Algunas de las claves que, a mi juicio, dan
razón de la profunda novedad literaria que encierra la obra de Tolkien, y de su
extraordinaria aceptación entre tantos lectores de todo el mundo, laten bajo el
humus de la inspiración lingüística que alumbró su universo mitológico. Por
otro lado, las constantes estéticas peculiares de su invención literaria —es
decir, la presencia de una personal y sugerente metafísica del Arte y la
Belleza—, no son explicables solamente a partir del indudable atractivo temático
y argumental de las historias singulares. Quizá el núcleo de su poética lo
constituya el modo en que el lenguaje y la metáfora alumbran progresivamente un
universo posible, de manera análoga al modo en que, como escribe san Juan, el
mundo ha sido creado en y por el Lógos divino, el Verbo eterno del Padre. El
inventor de mundos se revela imagen quintaesenciada de Dios, un subcreador que,
haciendo pie en la potencialidad semántica de los idiomas inventados como vehículos
de verosimilitud, los emplea como causa instrumental para provocar «creencia
secundaria». La palabra verdadera es hecha merecedora de credibilidad, de fe
poética. En ella refulge de alguna manera el esplendor de una forma que es su
referente, que le otorga su sentido pleno, último, en sí y para cada uno.
Por esta senda de la belleza y la elaboración
lingüística, dice Tolkien, la palabra se transforma en medio privilegiado para
“inventar”. Mas al inventar el escritor no hace sino encontrar otros modos de
decir la realidad y el ser: se revela un mago cuya varita mágica es el adjetivo,
su reino el mundo entero y, en él, todos los mundos. El subcreador es erigido
un notario que levanta acta de este hecho extraordinario: que al haber sido
regalados con el don del lenguaje, podemos llamar a la existencia otros universos
imaginados a nuestra imagen y semejanza, puesto que también nosotros somos
imagen y semejanza de un Creador. «Seréis como dioses» quiere decir aquí, en el
otro extremo de la Trampa
falaz, aceptar la invitación para convertirse en servidores de la palabra, del
sentido, de la riqueza de significado que nos revela el Amor.
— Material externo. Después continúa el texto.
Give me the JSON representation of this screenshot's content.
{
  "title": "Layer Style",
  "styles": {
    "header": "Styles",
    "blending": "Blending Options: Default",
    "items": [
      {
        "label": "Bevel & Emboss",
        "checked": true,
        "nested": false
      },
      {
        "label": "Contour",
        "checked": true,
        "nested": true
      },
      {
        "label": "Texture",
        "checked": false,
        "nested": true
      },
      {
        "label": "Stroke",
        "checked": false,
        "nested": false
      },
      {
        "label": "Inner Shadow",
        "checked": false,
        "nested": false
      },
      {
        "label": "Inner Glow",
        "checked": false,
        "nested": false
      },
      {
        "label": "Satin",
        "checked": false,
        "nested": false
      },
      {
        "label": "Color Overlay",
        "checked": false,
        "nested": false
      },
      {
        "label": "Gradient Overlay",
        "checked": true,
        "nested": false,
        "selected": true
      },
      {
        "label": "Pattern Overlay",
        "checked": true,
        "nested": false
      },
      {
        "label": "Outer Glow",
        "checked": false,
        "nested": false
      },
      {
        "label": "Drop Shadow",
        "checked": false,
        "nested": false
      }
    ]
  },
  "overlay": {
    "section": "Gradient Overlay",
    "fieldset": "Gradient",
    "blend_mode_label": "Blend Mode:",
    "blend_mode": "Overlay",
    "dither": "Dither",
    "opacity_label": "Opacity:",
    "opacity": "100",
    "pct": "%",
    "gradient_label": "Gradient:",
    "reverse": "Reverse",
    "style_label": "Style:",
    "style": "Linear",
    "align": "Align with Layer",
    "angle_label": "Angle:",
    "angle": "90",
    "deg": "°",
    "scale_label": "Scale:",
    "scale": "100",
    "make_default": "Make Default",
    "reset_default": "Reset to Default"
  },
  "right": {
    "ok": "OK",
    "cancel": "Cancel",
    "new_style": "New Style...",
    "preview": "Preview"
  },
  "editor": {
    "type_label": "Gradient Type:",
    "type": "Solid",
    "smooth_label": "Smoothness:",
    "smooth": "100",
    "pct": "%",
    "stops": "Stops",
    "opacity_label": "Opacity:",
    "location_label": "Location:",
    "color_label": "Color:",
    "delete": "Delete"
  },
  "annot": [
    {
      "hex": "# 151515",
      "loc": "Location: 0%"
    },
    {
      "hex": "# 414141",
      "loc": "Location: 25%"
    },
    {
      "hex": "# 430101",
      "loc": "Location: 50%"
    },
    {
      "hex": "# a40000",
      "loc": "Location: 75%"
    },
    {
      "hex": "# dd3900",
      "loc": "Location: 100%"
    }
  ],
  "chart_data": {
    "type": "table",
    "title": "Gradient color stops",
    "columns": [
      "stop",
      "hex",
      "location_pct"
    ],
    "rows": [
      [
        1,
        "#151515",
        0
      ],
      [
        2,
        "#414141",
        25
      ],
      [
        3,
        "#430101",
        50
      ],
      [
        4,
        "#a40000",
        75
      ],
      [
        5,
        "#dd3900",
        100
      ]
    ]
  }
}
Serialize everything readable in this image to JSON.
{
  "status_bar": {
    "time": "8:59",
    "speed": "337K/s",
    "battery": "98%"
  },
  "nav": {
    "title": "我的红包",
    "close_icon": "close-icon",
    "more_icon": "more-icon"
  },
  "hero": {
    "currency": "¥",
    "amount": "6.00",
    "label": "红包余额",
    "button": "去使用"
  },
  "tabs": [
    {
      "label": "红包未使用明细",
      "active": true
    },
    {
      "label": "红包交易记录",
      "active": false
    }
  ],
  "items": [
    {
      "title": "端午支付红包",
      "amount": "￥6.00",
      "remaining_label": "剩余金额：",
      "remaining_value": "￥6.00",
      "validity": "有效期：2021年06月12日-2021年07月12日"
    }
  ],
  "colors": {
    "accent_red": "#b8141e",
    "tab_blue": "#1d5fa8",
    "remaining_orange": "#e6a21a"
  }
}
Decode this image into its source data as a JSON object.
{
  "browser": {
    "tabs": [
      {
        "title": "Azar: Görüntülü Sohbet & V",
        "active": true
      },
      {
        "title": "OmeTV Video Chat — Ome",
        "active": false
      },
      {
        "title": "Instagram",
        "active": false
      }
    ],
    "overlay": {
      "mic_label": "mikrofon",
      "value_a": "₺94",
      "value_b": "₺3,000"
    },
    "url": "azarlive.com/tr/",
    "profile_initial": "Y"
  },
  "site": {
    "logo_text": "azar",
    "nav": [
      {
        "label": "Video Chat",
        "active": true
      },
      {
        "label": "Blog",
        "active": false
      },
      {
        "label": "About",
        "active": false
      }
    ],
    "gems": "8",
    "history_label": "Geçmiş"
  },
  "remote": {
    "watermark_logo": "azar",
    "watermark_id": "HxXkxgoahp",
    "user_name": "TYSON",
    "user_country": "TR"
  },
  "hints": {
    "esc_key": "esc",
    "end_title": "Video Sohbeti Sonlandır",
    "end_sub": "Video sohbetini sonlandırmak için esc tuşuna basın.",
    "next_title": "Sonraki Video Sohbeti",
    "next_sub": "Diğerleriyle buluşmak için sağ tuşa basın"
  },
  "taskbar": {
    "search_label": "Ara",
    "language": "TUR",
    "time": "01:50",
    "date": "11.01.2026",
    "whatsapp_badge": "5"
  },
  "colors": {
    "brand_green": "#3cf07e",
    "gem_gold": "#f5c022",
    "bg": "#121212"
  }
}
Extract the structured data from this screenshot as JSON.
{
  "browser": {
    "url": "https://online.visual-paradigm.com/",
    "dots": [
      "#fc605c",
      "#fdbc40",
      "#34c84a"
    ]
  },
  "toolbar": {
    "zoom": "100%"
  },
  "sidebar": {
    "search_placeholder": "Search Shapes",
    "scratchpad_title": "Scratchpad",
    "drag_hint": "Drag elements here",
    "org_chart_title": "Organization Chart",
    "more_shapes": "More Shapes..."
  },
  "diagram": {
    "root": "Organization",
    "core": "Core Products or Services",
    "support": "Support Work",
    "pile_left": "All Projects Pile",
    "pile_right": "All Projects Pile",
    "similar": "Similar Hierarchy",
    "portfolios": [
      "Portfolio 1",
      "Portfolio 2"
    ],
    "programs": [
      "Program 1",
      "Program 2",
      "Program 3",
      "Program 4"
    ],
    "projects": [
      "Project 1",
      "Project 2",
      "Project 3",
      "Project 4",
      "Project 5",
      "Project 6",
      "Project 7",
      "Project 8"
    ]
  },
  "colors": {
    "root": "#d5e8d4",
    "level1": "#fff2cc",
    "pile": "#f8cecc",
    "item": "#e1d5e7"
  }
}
La palabra que es
pronunciada como eco del sí primigenio, se transforma en cada acto artístico en
afirmación categórica de que había en nosotros más tela de la que fue necesaria
para cortar el traje de nuestro destino. Por eso decía Chesterton que cada
escritor revela a través de su imaginación el reino por el que le gustaría
vagar, y del que valdría la pena enseñorearse.
Como estirpe de Dios hemos sido adornados con este
don: el de poder continuar el canto de la Creación, embelleciendo este mundo en
y desde la elaboración de los mundos posibles que contiene el Verbo eterno, el
sí del Hijo al Padre, y que forman parte de la Música inicial. Por esa razón
cuando leemos tantos relatos bellos, tantos cuentos verdaderos, quedamos
literalmente “encantados”, incorporados al canto arcano que no cesa de adquirir
nuevas cadencias. La sinfonía aún resuena y se desarrolla en matices infinitos,
y la clave en que fue compuesta se llama esperanza.